La situazione in Bielorussia, Russia e Ucraina è ancora gravissima. Circa 3 milioni di persone infatti vivono in zone radioattive, dove i livelli di contaminazione continuano ad essere elevati soprattutto nelle derrate alimentari, provocando tumori e leucemie soprattutto nei bambini, che sono i soggetti più vulnerabili
Sono trascorsi 31 anni dall’incidente che coinvolse la centrale nucleare di Cernobyl, in Ucraina e ad oggi sono ancora circa 3 milioni le persone che vivono in zone radioattive.
Era il 26 aprile 1986, ore 1,23 circa, quando presso la centrale nucleare V.I. Lenin, situata in Ucraina settentrionale, a 3 km dalla città di Prypjat e 18 km da quella di Cernobyl, 16 km a sud del confine con la Bielorussia esplodeva il reattore numero 4 della centrale. Il disastro di Cernobyl risulta essere stato il più grave incidente mai verificatosi in una centrale nucleare e classificato al livello 7 della scala internazionale degli eventi nucleari e radiologici (International nuclear and radiological Event Scale, Ines) dall’Agenzia internazionale per l’energia atomica (Iaea).
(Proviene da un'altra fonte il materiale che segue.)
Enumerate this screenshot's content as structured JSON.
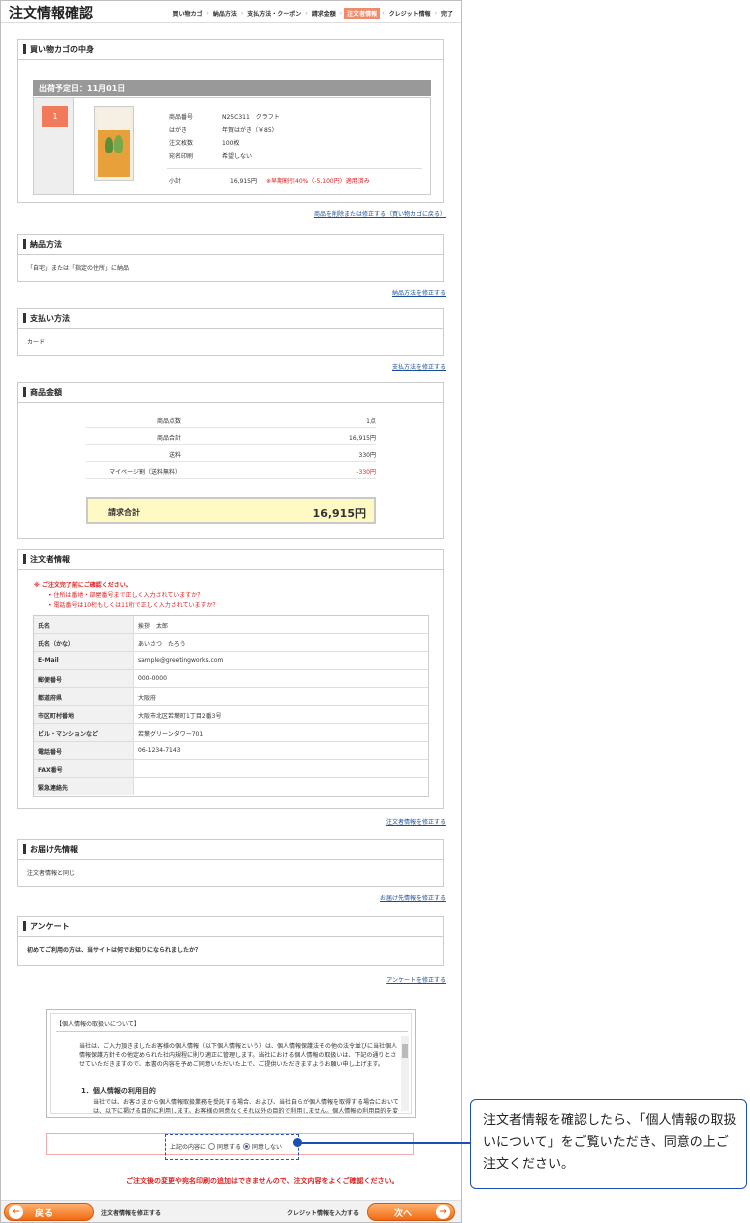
{
  "page_title": "注文情報確認",
  "steps": [
    "買い物カゴ",
    "納品方法",
    "支払方法・クーポン",
    "請求金額",
    "注文者情報",
    "クレジット情報",
    "完了"
  ],
  "active_step_index": 4,
  "cart": {
    "title": "買い物カゴの中身",
    "ship_date": "出荷予定日：11月01日",
    "item_no": "1",
    "rows": [
      {
        "k": "商品番号",
        "v": "N25C311　クラフト"
      },
      {
        "k": "はがき",
        "v": "年賀はがき（￥85）"
      },
      {
        "k": "注文枚数",
        "v": "100枚"
      },
      {
        "k": "宛名印刷",
        "v": "希望しない"
      }
    ],
    "subtotal_label": "小計",
    "subtotal_value": "16,915円",
    "discount_note": "※早期割引40%（-5,100円）適用済み",
    "edit_link": "商品を削除または修正する（買い物カゴに戻る）"
  },
  "delivery": {
    "title": "納品方法",
    "body": "「自宅」または「指定の住所」に納品",
    "edit_link": "納品方法を修正する"
  },
  "payment": {
    "title": "支払い方法",
    "body": "カード",
    "edit_link": "支払方法を修正する"
  },
  "amount": {
    "title": "商品金額",
    "rows": [
      {
        "k": "商品点数",
        "v": "1点"
      },
      {
        "k": "商品合計",
        "v": "16,915円"
      },
      {
        "k": "送料",
        "v": "330円"
      },
      {
        "k": "マイページ割（送料無料）",
        "v": "-330円"
      }
    ],
    "total_label": "請求合計",
    "total_value": "16,915円"
  },
  "orderer": {
    "title": "注文者情報",
    "notice_title": "※ ご注文完了前にご確認ください。",
    "notice_1": "住所は番地・部屋番号まで正しく入力されていますか？",
    "notice_2": "電話番号は10桁もしくは11桁で正しく入力されていますか？",
    "rows": [
      {
        "k": "氏名",
        "v": "挨拶　太郎"
      },
      {
        "k": "氏名（かな）",
        "v": "あいさつ　たろう"
      },
      {
        "k": "E-Mail",
        "v": "sample@greetingworks.com"
      },
      {
        "k": "郵便番号",
        "v": "000-0000"
      },
      {
        "k": "都道府県",
        "v": "大阪府"
      },
      {
        "k": "市区町村番地",
        "v": "大阪市北区若葉町1丁目2番3号"
      },
      {
        "k": "ビル・マンションなど",
        "v": "若葉グリーンタワー701"
      },
      {
        "k": "電話番号",
        "v": "06-1234-7143"
      },
      {
        "k": "FAX番号",
        "v": ""
      },
      {
        "k": "緊急連絡先",
        "v": ""
      }
    ],
    "edit_link": "注文者情報を修正する"
  },
  "shipping": {
    "title": "お届け先情報",
    "body": "注文者情報と同じ",
    "edit_link": "お届け先情報を修正する"
  },
  "survey": {
    "title": "アンケート",
    "body": "初めてご利用の方は、当サイトは何でお知りになられましたか？",
    "edit_link": "アンケートを修正する"
  },
  "privacy": {
    "title": "【個人情報の取扱いについて】",
    "text": "当社は、ご入力頂きましたお客様の個人情報（以下個人情報という）は、個人情報保護法その他の法令並びに当社個人情報保護方針その他定められた社内規程に則り適正に管理します。当社における個人情報の取扱いは、下記の通りとさせていただきますので、本書の内容を予めご同意いただいた上で、ご提供いただきますようお願い申し上げます。",
    "heading": "1．個人情報の利用目的",
    "text2": "当社では、お客さまから個人情報取扱業務を受託する場合、および、当社自らが個人情報を取得する場合においては、以下に掲げる目的に利用します。お客様の同意なくそれ以外の目的で利用しません。個人情報の利用目的を変更する場合には、ご本人の意思を確認します。"
  },
  "agree": {
    "prefix": "上記の内容に",
    "yes": "同意する",
    "no": "同意しない",
    "selected": "no"
  },
  "warning": "ご注文後の変更や宛名印刷の追加はできませんので、注文内容をよくご確認ください。",
  "footer": {
    "back": "戻る",
    "edit_orderer": "注文者情報を修正する",
    "enter_credit": "クレジット情報を入力する",
    "next": "次へ"
  },
  "callout": "注文者情報を確認したら、「個人情報の取扱いについて」をご覧いただき、同意の上ご注文ください。"
}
Dopo 31 anni la situazione in Bielorussia, Russia e Ucraina è ancora gravissima. Circa 3 milioni di persone infatti vivono in zone radioattive, dove i livelli di contaminazione continuano ad essere elevati soprattutto nelle derrate alimentari, provocando tumori e leucemie soprattutto nei bambini, che sono i soggetti più vulnerabili.
Scrive Rashid Alimov di Greenpeace Russia come a trentun’anni dal disastro nucleare di Cernobyl, molte zone sono ancora contaminate, e Rosatom propone ancora nuovi pericolosi progetti nucleari.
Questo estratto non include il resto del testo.